La situación no es mucho mejor en Nike. Los últimos movimientos de la firma, dejando esapar a importantes clubes parecieran ser una estrategia de la firma de aunar esfuerzos para conseguir alguno de los clubes disconformes de adidas, como bien pudieran ser Real Madrid o Bayern, lo que sería un auténtico golpe de efecto dentro del sector. Sin embargo, la capacidad económica tras esa supuesta firma de los norteamericanos también quedaría seriamente mermada, lo que implicaría que difícilmente pudieran encarar otra operación en dichos términos. ¿Qué sucederá entonces con clubes como los dos citados anteriormente o incluso el FC Barcelona?

El propio Sandro Rosell, ex presidente del FC Barcelona y directivo de Nike en Brasil en su momento, gran valedor de la llegada de la firma norteamericana a la entidad blaugrana, ya defendía en su momento en uno de sus libros la imposibilidad de que una gran marca (ya sea adidas, ya sea Nike) tuviera la capacidad suficiente como para acometer más de un contrato en esos términos.

De este modo, en relación a adidas, no parece que vaya a hacer grandes movimientos en los próximos años, al menos en el corto plazo, tras su acuerdo con el United.
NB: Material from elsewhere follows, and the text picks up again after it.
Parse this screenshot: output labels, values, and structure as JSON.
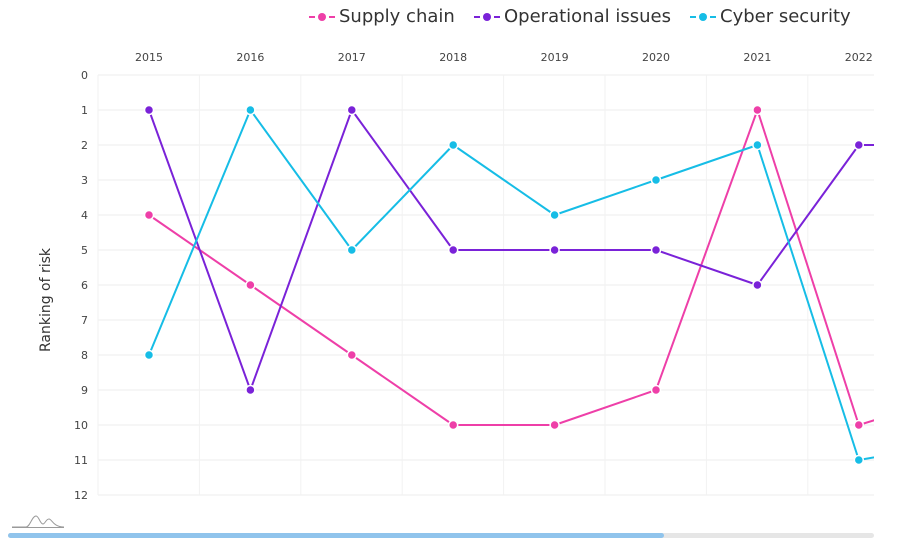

En cambio, Nike esperan con ansiedad el momento de la renovación del Real Madrid o el Bayern de Munich con los alemanes para presentar una interesantísima oferta que, a su vez, hipotecaría el futuro de los norteamericanos tal y como lo está ya el de adidas. ¿Qué opciones quedan entonces?
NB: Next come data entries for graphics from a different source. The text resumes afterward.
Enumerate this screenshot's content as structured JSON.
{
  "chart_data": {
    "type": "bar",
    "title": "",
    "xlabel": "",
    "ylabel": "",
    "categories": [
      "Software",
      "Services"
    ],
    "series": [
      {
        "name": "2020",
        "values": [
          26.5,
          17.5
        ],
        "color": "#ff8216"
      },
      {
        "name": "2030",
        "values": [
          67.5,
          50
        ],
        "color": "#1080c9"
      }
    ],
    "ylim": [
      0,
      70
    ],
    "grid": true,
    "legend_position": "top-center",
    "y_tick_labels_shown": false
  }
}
Llegados a este punto las grandes beneficiadas pueden ser las pujantes firmas llegadas (o que están llegando) en los últimos tiempos al mundo del fútbol: marcas como Under Armour, New Balance o la propia Puma (que tras su acuerdo con el Arsenal ha ido diluyendo su impacto en el sector con nuevas incorporaciones que no llegan) vigilan expectantes los movimientos que se están produciendo en el mismo, aunque los clubes firmantes con las mismas saben que serán incapaces de obtener grandes desembolsos por ello.
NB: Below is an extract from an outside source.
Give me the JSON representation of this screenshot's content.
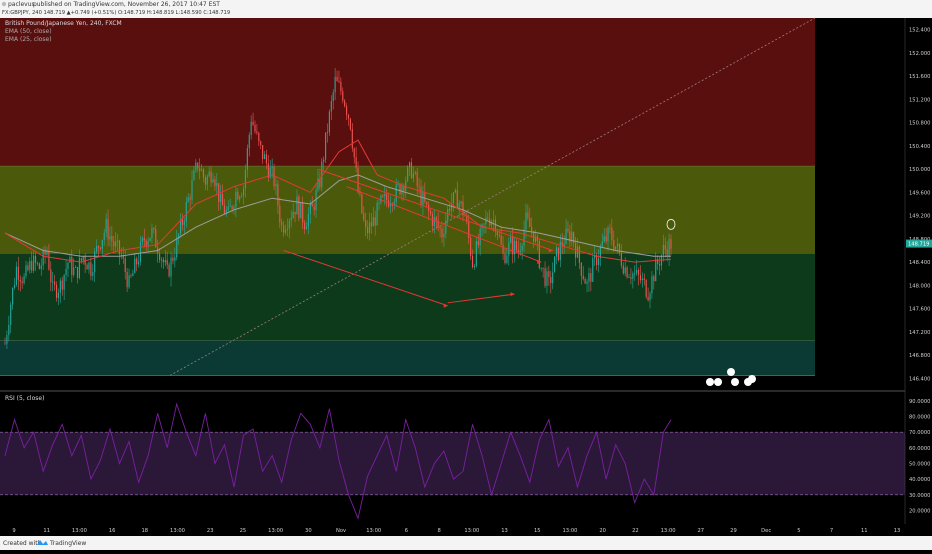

adidas rompió el mercado hace tan sólo unos meses con su acuerdo con el United, una ruptura en toda regla que va a suponer un vuelco total en la situación hasta ahora conocida en el mundo del fútbol. Atada de pies y manos, encarar operaciones como las que le vinculan con el FC Barcelona se antoja, cuanto menos, delicado.  En Nike esperan a su vez al acecho de la decisión de adidas con sus renovaciones y el resto de marcas, quizás las más solventes ahora mismo para los clubes y entidades, tienen el handicap de una pobre red de distribución repartida en todo el mundo, por lo que el aumento en las cifras que pudiera ofertar dichas marcas el club lo perdería con una importante disminución en su repercusión a nivel mundial ante la escasa oferta de tiendas oficiales distribuídas por todo el mundo.